Collettivo Nicoletta Bourbaki: «Un metodo contro le mistificazioni della storia» – Iuri Moscardi su “Il Giornale di Brescia”
Pochi anni dopo la Liberazione, l’Italia fu spinta a cambiare idea sui partigiani comunisti. La Guerra Fredda e la restaurazione di figure compromesse col regime favorirono talvolta la strumentalizzazione di casi, privati del loro contesto storico, con cui gli ex di Salò tentavano di mostrare che i partigiani erano stati anch’essi efferati. Uno di questi riguarda Giuseppina Ghersi, 14enne savonese «giustiziata» il primo maggio 1945 perché spia e fiancheggiatrice delle Brigate Nere.
I dettagli sanguinosi sulla sua morte sono smontati ne «La morte, la fanciulla e l’orco rosso» (Alegre, 296 pagine, 18 euro) dal collettivo Nicoletta Bourbaki. Il libro sarà presento il 2 dicembre, alle 20.45, a Pisogne, nella nuova sala convegni della Biblioteca comunale, in via San Marco, con il ricercatore Federico Carlo Simonelli. Abbiamo intervistato Franco Berteni e Francesco Pisano, membri del collettivo.
Da cosa deriva il nome Nicoletta Bourbaki? Siete tutti storici e storiche?
Nel 2002 su Giap, il sito di Wu Ming, si sviluppò una discussione su un post dedicato al mausoleo di Rodolfo Graziani a Affile. Da lì l’idea di un gruppo di lavoro sulla mistificazione della storia, in particolare fascismo e Resistenza. Dopo inchieste sulle voci Wikipedia relative a quel periodo, ci siamo occupati del «confine orientale» dell’Alto Adriatico e dei spesso presunti crimini partigiani. Il nome è un détournement di Nicolas Bourbaki, collettivo di matematici francesi. Il numero dei membri è variato fino a cinquanta: non solo storici e storiche, ma studiosi di formazioni diversa.
Come avete scoperto il caso Ghersi e perché un libro invece che un post su Giap?
Abbiamo incontrato il caso Ghersi nell’autunno 2017, quando una polemica rimbalzò dal savonese a livello nazionale per un articolo del Corriere della Sera. Molti elementi proposti dal Corriere e altri media mainstream non tornavano: la narrazione era ripresa senza verifica da ambienti neofascisti o anti-antifascisti. Il gruppo si è messo al lavoro per smontarlo e decostruirlo attraverso la sua ricostruzione con ricerche d’archivio. Un lavoro diverso dal solito, con tempi più lunghi, che si prestava a uscire dal web.
Del caso Ghersi analizzate la storia (i fatti) e la storia della storia (le narrazioni): che significa?

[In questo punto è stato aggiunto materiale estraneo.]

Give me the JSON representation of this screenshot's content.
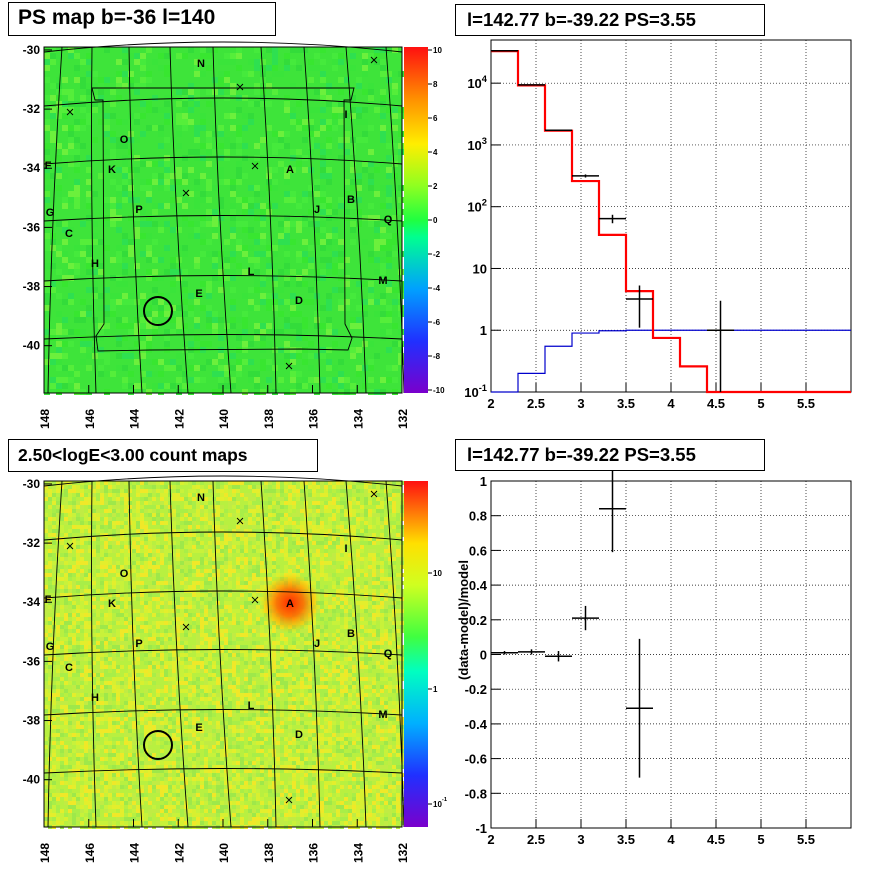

Si tratta di una proposta di metodo basata sulla convinzione che la sola ricostruzione storica di una vicenda non sia efficace nel disinnescare la diffusione di narrazioni false o falsificate con finalità denigratorie verso la lotta di liberazione dal nazifascismo. Occorre anche ricostruire la genealogia e la diffusione della sua narrazione nell’immaginario pubblico.

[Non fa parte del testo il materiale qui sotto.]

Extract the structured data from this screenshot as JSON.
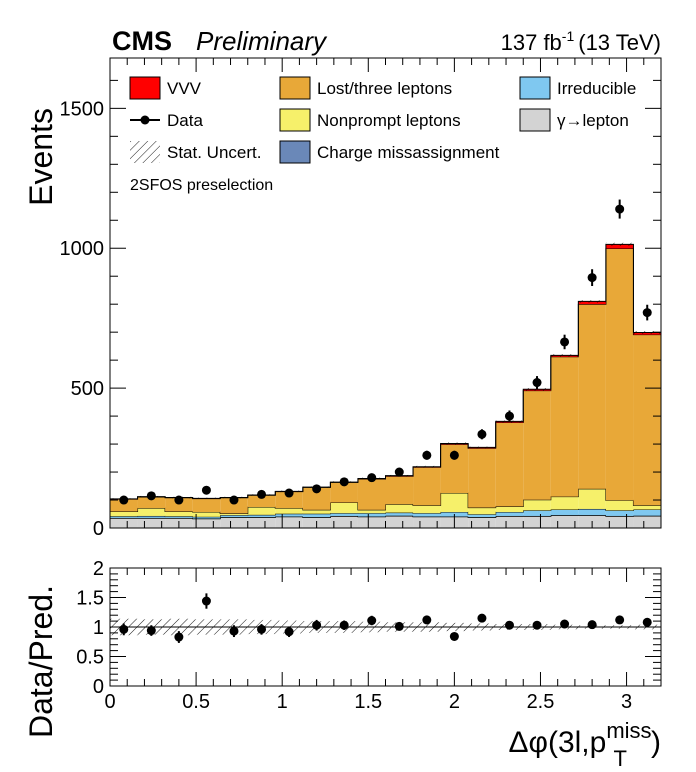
{
  "header": {
    "experiment": "CMS",
    "status": "Preliminary",
    "lumi": "137 fb",
    "lumi_exp": "-1",
    "energy": "(13 TeV)"
  },
  "region_label": "2SFOS preselection",
  "legend": [
    {
      "key": "vvv",
      "label": "VVV",
      "style": "box",
      "color": "#ff0000"
    },
    {
      "key": "lost",
      "label": "Lost/three leptons",
      "style": "box",
      "color": "#e8a838"
    },
    {
      "key": "irr",
      "label": "Irreducible",
      "style": "box",
      "color": "#7fc8f0"
    },
    {
      "key": "data",
      "label": "Data",
      "style": "marker",
      "color": "#000000"
    },
    {
      "key": "np",
      "label": "Nonprompt leptons",
      "style": "box",
      "color": "#f6f06a"
    },
    {
      "key": "gamma",
      "label": "γ→lepton",
      "style": "box",
      "color": "#d3d3d3"
    },
    {
      "key": "stat",
      "label": "Stat. Uncert.",
      "style": "hatch",
      "color": "#000000"
    },
    {
      "key": "charge",
      "label": "Charge missassignment",
      "style": "box",
      "color": "#6a88b8"
    }
  ],
  "chart_data": {
    "type": "bar",
    "stacked": true,
    "x_bin_edges": [
      0.0,
      0.16,
      0.32,
      0.48,
      0.64,
      0.8,
      0.96,
      1.12,
      1.28,
      1.44,
      1.6,
      1.76,
      1.92,
      2.08,
      2.24,
      2.4,
      2.56,
      2.72,
      2.88,
      3.04,
      3.2
    ],
    "xlabel": "Δφ(3l,p",
    "xlabel_sup": "miss",
    "xlabel_sub": "T",
    "xlabel_close": ")",
    "xlim": [
      0,
      3.2
    ],
    "upper": {
      "ylabel": "Events",
      "ylim": [
        0,
        1680
      ],
      "yticks": [
        0,
        500,
        1000,
        1500
      ],
      "series": [
        {
          "name": "γ→lepton",
          "color": "#d3d3d3",
          "values": [
            35,
            35,
            35,
            33,
            38,
            38,
            40,
            38,
            42,
            40,
            43,
            40,
            40,
            38,
            42,
            42,
            45,
            45,
            42,
            43
          ]
        },
        {
          "name": "Charge missassignment",
          "color": "#6a88b8",
          "values": [
            1,
            1,
            1,
            1,
            1,
            1,
            1,
            1,
            1,
            1,
            1,
            1,
            1,
            1,
            1,
            1,
            1,
            1,
            1,
            1
          ]
        },
        {
          "name": "Irreducible",
          "color": "#7fc8f0",
          "values": [
            6,
            7,
            6,
            6,
            7,
            8,
            10,
            12,
            10,
            12,
            11,
            12,
            16,
            10,
            14,
            20,
            20,
            22,
            20,
            22
          ]
        },
        {
          "name": "Nonprompt leptons",
          "color": "#f6f06a",
          "values": [
            17,
            28,
            17,
            17,
            6,
            28,
            20,
            14,
            38,
            12,
            30,
            28,
            68,
            24,
            20,
            38,
            46,
            72,
            36,
            15
          ]
        },
        {
          "name": "Lost/three leptons",
          "color": "#e8a838",
          "values": [
            44,
            40,
            49,
            48,
            56,
            42,
            59,
            80,
            72,
            110,
            100,
            136,
            174,
            212,
            300,
            390,
            500,
            660,
            900,
            610
          ]
        },
        {
          "name": "VVV",
          "color": "#ff0000",
          "values": [
            1,
            1,
            1,
            1,
            1,
            1,
            1,
            1,
            1,
            2,
            2,
            2,
            3,
            3,
            4,
            5,
            5,
            10,
            15,
            8
          ]
        }
      ],
      "data": {
        "name": "Data",
        "values": [
          100,
          115,
          100,
          135,
          100,
          120,
          125,
          140,
          165,
          180,
          200,
          260,
          260,
          335,
          400,
          520,
          665,
          895,
          1140,
          770
        ],
        "errors": [
          10,
          11,
          10,
          12,
          10,
          11,
          11,
          12,
          13,
          14,
          14,
          16,
          16,
          18,
          20,
          23,
          26,
          30,
          34,
          28
        ]
      }
    },
    "ratio": {
      "ylabel": "Data/Pred.",
      "ylim": [
        0,
        2
      ],
      "yticks": [
        "0",
        "0.5",
        "1",
        "1.5",
        "2"
      ],
      "ytick_values": [
        0,
        0.5,
        1,
        1.5,
        2
      ],
      "values": [
        0.96,
        0.94,
        0.83,
        1.44,
        0.93,
        0.96,
        0.92,
        1.03,
        1.03,
        1.11,
        1.01,
        1.12,
        0.84,
        1.15,
        1.03,
        1.03,
        1.05,
        1.04,
        1.12,
        1.08
      ],
      "errors": [
        0.1,
        0.09,
        0.1,
        0.13,
        0.1,
        0.09,
        0.09,
        0.09,
        0.08,
        0.08,
        0.07,
        0.07,
        0.06,
        0.06,
        0.05,
        0.05,
        0.04,
        0.04,
        0.04,
        0.04
      ],
      "stat_uncert": [
        0.14,
        0.13,
        0.14,
        0.13,
        0.13,
        0.12,
        0.11,
        0.1,
        0.1,
        0.09,
        0.08,
        0.08,
        0.07,
        0.06,
        0.05,
        0.05,
        0.04,
        0.03,
        0.03,
        0.04
      ]
    },
    "xticks": [
      "0",
      "0.5",
      "1",
      "1.5",
      "2",
      "2.5",
      "3"
    ],
    "xtick_values": [
      0,
      0.5,
      1,
      1.5,
      2,
      2.5,
      3
    ]
  }
}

Pensate che casi come questo siano favoriti dall’idea che bastino un pc e una vicenda personale per considerarsi storici?
Scrivere il passato in prima persona, per usare il sottotitolo di un recente libro di Enzo Traverso, è un tema presente e merita attenzione. Il punto, secondo noi, è non lasciare solo a storici e storiche di professione il compito di occuparsi della storia, ma la necessità che chiunque si occupi di storia non dimentichi il metodo storico critico, come delineato tra gli altri dallo storico e partigiano francese Marc Bloch, valutando criticamente e mettendo le fonti a confronto per poi presentarle alla discussione pubblica.

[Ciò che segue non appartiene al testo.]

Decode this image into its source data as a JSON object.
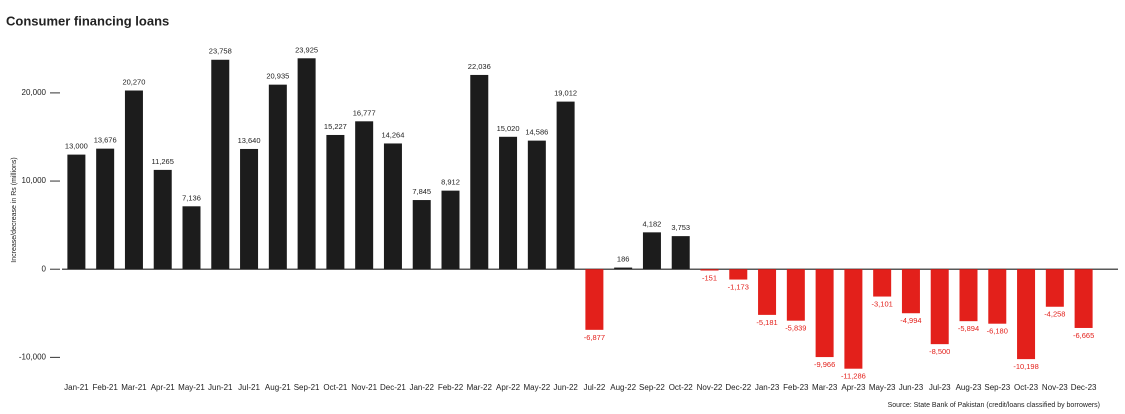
{
  "chart_data": {
    "type": "bar",
    "title": "Consumer financing loans",
    "y_label": "Increase/decrease in Rs (millions)",
    "source": "Source: State Bank of Pakistan (credit/loans classified by borrowers)",
    "categories": [
      "Jan-21",
      "Feb-21",
      "Mar-21",
      "Apr-21",
      "May-21",
      "Jun-21",
      "Jul-21",
      "Aug-21",
      "Sep-21",
      "Oct-21",
      "Nov-21",
      "Dec-21",
      "Jan-22",
      "Feb-22",
      "Mar-22",
      "Apr-22",
      "May-22",
      "Jun-22",
      "Jul-22",
      "Aug-22",
      "Sep-22",
      "Oct-22",
      "Nov-22",
      "Dec-22",
      "Jan-23",
      "Feb-23",
      "Mar-23",
      "Apr-23",
      "May-23",
      "Jun-23",
      "Jul-23",
      "Aug-23",
      "Sep-23",
      "Oct-23",
      "Nov-23",
      "Dec-23"
    ],
    "values": [
      13000,
      13676,
      20270,
      11265,
      7136,
      23758,
      13640,
      20935,
      23925,
      15227,
      16777,
      14264,
      7845,
      8912,
      22036,
      15020,
      14586,
      19012,
      -6877,
      186,
      4182,
      3753,
      -151,
      -1173,
      -5181,
      -5839,
      -9966,
      -11286,
      -3101,
      -4994,
      -8500,
      -5894,
      -6180,
      -10198,
      -4258,
      -6665
    ],
    "value_labels": [
      "13,000",
      "13,676",
      "20,270",
      "11,265",
      "7,136",
      "23,758",
      "13,640",
      "20,935",
      "23,925",
      "15,227",
      "16,777",
      "14,264",
      "7,845",
      "8,912",
      "22,036",
      "15,020",
      "14,586",
      "19,012",
      "-6,877",
      "186",
      "4,182",
      "3,753",
      "-151",
      "-1,173",
      "-5,181",
      "-5,839",
      "-9,966",
      "-11,286",
      "-3,101",
      "-4,994",
      "-8,500",
      "-5,894",
      "-6,180",
      "-10,198",
      "-4,258",
      "-6,665"
    ],
    "positive_color": "#1c1c1c",
    "negative_color": "#e3201b",
    "ylim": [
      -12000,
      26000
    ],
    "yticks": [
      {
        "value": -10000,
        "label": "-10,000"
      },
      0,
      {
        "value": 10000,
        "label": "10,000"
      },
      {
        "value": 20000,
        "label": "20,000"
      }
    ]
  }
}
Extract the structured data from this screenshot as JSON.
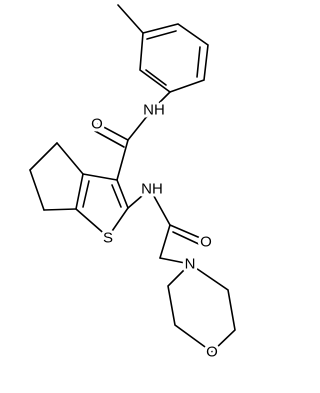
{
  "atom_labels": [
    "O",
    "NH",
    "S",
    "NH",
    "O",
    "N",
    "O"
  ]
}
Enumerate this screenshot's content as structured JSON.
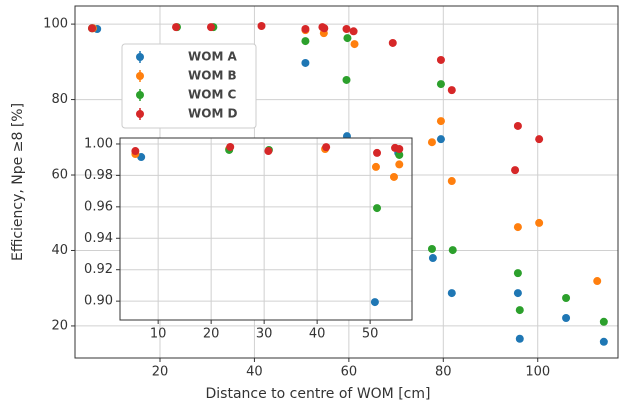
{
  "chart_data": [
    {
      "type": "scatter",
      "ylabel": "Efficiency, Npe ≥8 [%]",
      "xlabel": "Distance to centre of WOM [cm]",
      "xlim": [
        2,
        117
      ],
      "ylim": [
        11.5,
        104.8
      ],
      "xticks": [
        20,
        40,
        60,
        80,
        100
      ],
      "yticks": [
        20,
        40,
        60,
        80,
        100
      ],
      "grid": true,
      "legend": "upper left",
      "series": [
        {
          "name": "WOM A",
          "color": "#1f77b4",
          "x": [
            6.7,
            50.8,
            59.6,
            79.5,
            77.8,
            81.8,
            95.8,
            96.2,
            106,
            114
          ],
          "values": [
            98.7,
            89.7,
            70.3,
            69.5,
            38.0,
            28.7,
            28.7,
            16.6,
            22.1,
            15.8
          ]
        },
        {
          "name": "WOM B",
          "color": "#ff7f0e",
          "x": [
            5.8,
            50.8,
            54.7,
            61.2,
            77.6,
            79.5,
            81.8,
            95.8,
            100.3,
            112.6
          ],
          "values": [
            98.9,
            98.4,
            97.6,
            94.7,
            68.7,
            74.3,
            58.4,
            46.2,
            47.3,
            31.9
          ]
        },
        {
          "name": "WOM C",
          "color": "#2ca02c",
          "x": [
            5.6,
            23.6,
            31.3,
            50.8,
            59.5,
            59.7,
            77.6,
            79.5,
            82,
            95.8,
            96.2,
            106,
            114
          ],
          "values": [
            98.9,
            99.2,
            99.2,
            95.5,
            85.2,
            96.3,
            40.4,
            84.1,
            40.1,
            34.0,
            24.2,
            27.4,
            21.1
          ]
        },
        {
          "name": "WOM D",
          "color": "#d62728",
          "x": [
            5.6,
            23.4,
            30.8,
            41.5,
            50.8,
            54.4,
            54.8,
            59.5,
            61,
            69.3,
            79.5,
            81.8,
            95.8,
            95.2,
            100.3
          ],
          "values": [
            98.9,
            99.2,
            99.2,
            99.5,
            98.7,
            99.2,
            98.9,
            98.7,
            98.1,
            95.0,
            90.5,
            82.5,
            73.0,
            61.3,
            69.5
          ]
        }
      ]
    },
    {
      "type": "scatter",
      "xlim": [
        2.8,
        57.9
      ],
      "ylim": [
        0.888,
        1.0038
      ],
      "xticks": [
        10,
        20,
        30,
        40,
        50
      ],
      "yticks": [
        {
          "value": 0.9,
          "label": "0.90"
        },
        0.92,
        0.94,
        0.96,
        0.98,
        {
          "value": 1,
          "label": "1.00"
        }
      ],
      "grid": true,
      "series": [
        {
          "color": "#1f77b4",
          "x": [
            6.8,
            50.9,
            55.3
          ],
          "values": [
            0.9917,
            0.8994,
            0.9943
          ]
        },
        {
          "color": "#ff7f0e",
          "x": [
            5.7,
            23.4,
            41.5,
            51.1,
            54.5,
            55.5
          ],
          "values": [
            0.9936,
            0.9968,
            0.9968,
            0.9854,
            0.979,
            0.987
          ]
        },
        {
          "color": "#2ca02c",
          "x": [
            23.4,
            30.9,
            51.3,
            55.5
          ],
          "values": [
            0.9962,
            0.9962,
            0.9592,
            0.993
          ]
        },
        {
          "color": "#d62728",
          "x": [
            5.7,
            23.6,
            30.8,
            41.7,
            51.3,
            54.7,
            55.5
          ],
          "values": [
            0.9955,
            0.9981,
            0.9955,
            0.998,
            0.9943,
            0.9975,
            0.9968
          ]
        }
      ]
    }
  ]
}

A quali istituzioni spetta contrastare fenomeni anti-Resistenza che fanno presa sull’immaginario comune?
Ancora una volta, la risposta è tenere sempre presente il metodo critico: stare nel campo di conflitto che è la storia è un impegno di ognuno e ognuna di noi, seppure in misure diverse.
Il libro è anche un manuale di metodo: qual è la lezione più importante?
Nel 2018 abbiamo pubblicato «Questo chi lo dice? E perché?», una guida didattica disponibile gratis su Giap. Avere sempre a mente queste due domande, cercare di mettere a fuoco le risposte quando siamo davanti a una narrazione di fatti storici è già un primo e utile antidoto per non cadere nella trappola delle narrazioni false o manipolate. Inoltre, prendersi il tempo necessario per approfondire prima di condividere una data narrazione (sui social in particolare) può già fare la differenza.